A história de Jean Claude Bernardet, destacado teórico das artes e professor da ECA, é menos conturbada, mas igualmente carrega o pathos que motivou os demais cineastas de primeira - e única - viagem. "Eu trabalhava no curso de cinema da ECA e a chefe do departamento comentou comigo que havia uma verba disponível para uma pesquisa", começa. "Eu propus São Paulo e Cinema, mas estava pensando num catálogo ou ensaio."
Durante o período em que analisava filmes sobre o tema para sua pesquisa, Bernardet ficou sabendo que a Fapesp (Fundação de Amparo à Pesquisa do Estado de São Paulo) tinha aberto uma nova carteira de projetos. Daí surgiu a idéia da metalinguagem: usar o cinema para falar de cinema, e da cidade. Nascia o São Paulo: Sinfonia e Cacofonia, lançado em 1995. Bernardet lembra que ficou surpreso com a reação das pessoas ao seu filme. Projeções na própria ECA, no MIS (Museu da Imagem e do Som) de São Paulo e até fora do País deram um tom à coisa que ele não esperava. "Era um projeto universitário, eu não esperava que as pessoas reagissem com tanto vigor. O filme foi para a Austrália, França, Espanha, Itália e Alemanha, quer dizer, foi muito exibido."
Mais obscuro, mas igualmente alvo de grande curiosidade, O Demiurgo, filme dirigido pelo músico Jorge Mautner em 1972, é um longa-metragem colorido que mistura exílio com a figura do poeta Rimbaud e a revolução feminista. "O filme é superintelectual", adianta Mautner. "Os artistas são Caetano Veloso, Gilberto Gil e ainda tem José Roberto Aguilar (artista plástico), que faz o Sófocles e eu, interpretando Mefistófoles. É uma fábula-musical-chanchada-filosófica." Mautner conta que a obra centra-se muito na saudade do Brasil, na vontade que os exilados tinham de voltar à pátria. A idéia nasceu de conversas com o músico e seu velho pai, "falando sempre sobre os pré-socráticos", relembra. Mautner se define mais como escritor que qualquer outra coisa, o que, segundo ele, torna natural sua incursão no cinema. "Minha música é minha literatura cantada ou musicada e aquilo (o filme) foi uma extensão disso, assim como minhas artes plásticas."
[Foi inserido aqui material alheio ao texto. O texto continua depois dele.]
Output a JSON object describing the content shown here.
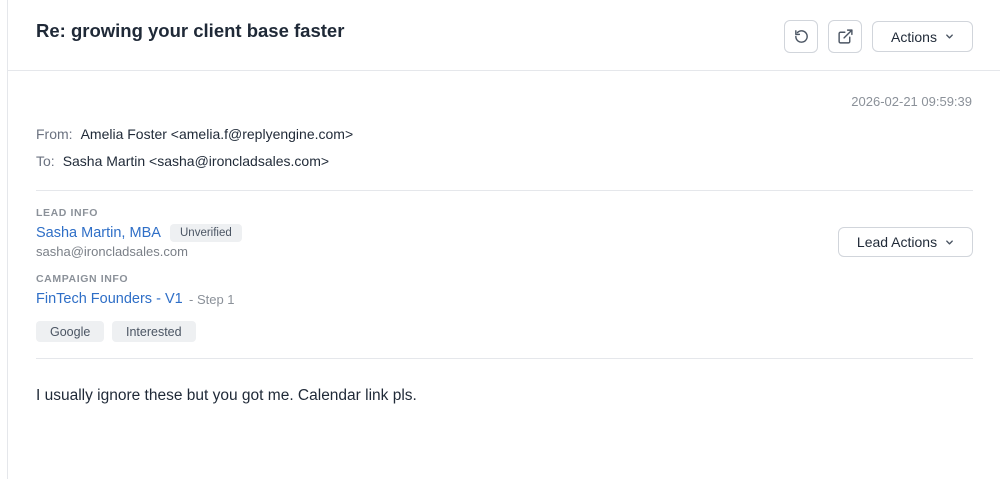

O Demiurgo não nasceu para fazer carreira comercial. O próprio diretor afirma isso. Tanto que a única cópia existente é de sua posse e precisa de restauração, mas Mautner não pensa nessa hipótese. A versão apresentada na mostra do CineSesc será em vídeo, mas certamente isso não diminuirá o brilho da "viagem cinematográfica" do músico. E ele sabe disso. "Eu exibi O Demiurgo há uns quatro ou cinco anos no MIS e foi o maior sucesso", diverte-se. "A garotada ria, eles entenderam, tanto a minha música como minha literatura."
A mostra Um Só Pecado traz ainda filmes de Jô Soares, Antunes Filho e Henfil. Além do cultuado Limite (1930), obra de Mario Peixoto que, mesmo tendo dirigido apenas um filme, mudou a história do cinema brasileiro.


Zé Celso foi preso na estréia - Diretor comenta a primeira exibição nacional de seu filme
"O Rei da Vela foi praticamente o precursor de um martírio que durante alguns anos rondou o cinema brasileiro - gastar-se anos para produzir um filme. Ele levou cerca de dez anos para ser concluído [de 1971 a 1981]. Quando finalmente ficou pronto, foi proibido no Brasil - foi liberado só para o exterior. Então o apresentamos na Europa. No Brasil, houve uma tentativa de lançamento comercial. Na época, a única pessoa que me dava força era um pai-de-santo, o Pai Gilberto. Ele resolveu fazer um trabalho para O Rei da Vela. Íamos para a Embrafilme diariamente depositá-lo. E eles não queriam saber de distribuir o filme. Atormentamos até que finalmente eles liberaram um dinheiro pequenininho que permitiu que o estreássemos num cinema de Copacabana. Darcy Ribeiro, que na época era secretário de Cultura, interceptou as ruas para a exibição. Terminada a sessão, oferecemos uma comida preparada por Pai Gilberto e pelas filhas-de-santo para 500 pessoas. Foi aquela loucura, todo o mundo saiu comendo. Tinha um office-boy muito entusiasmado. O problema é que ele foi soltar um rojão que acabou explodindo em cima de um Volks estacionado na frente do cinema... Aí chegou a polícia. Fomos para a delegacia de Copacabana, presos, tentando dizer: "olha, não foi terrorismo, foi acidente". E nas páginas policiais do dia seguinte: 'O Rei da Vela estoura, todo mundo preso.'"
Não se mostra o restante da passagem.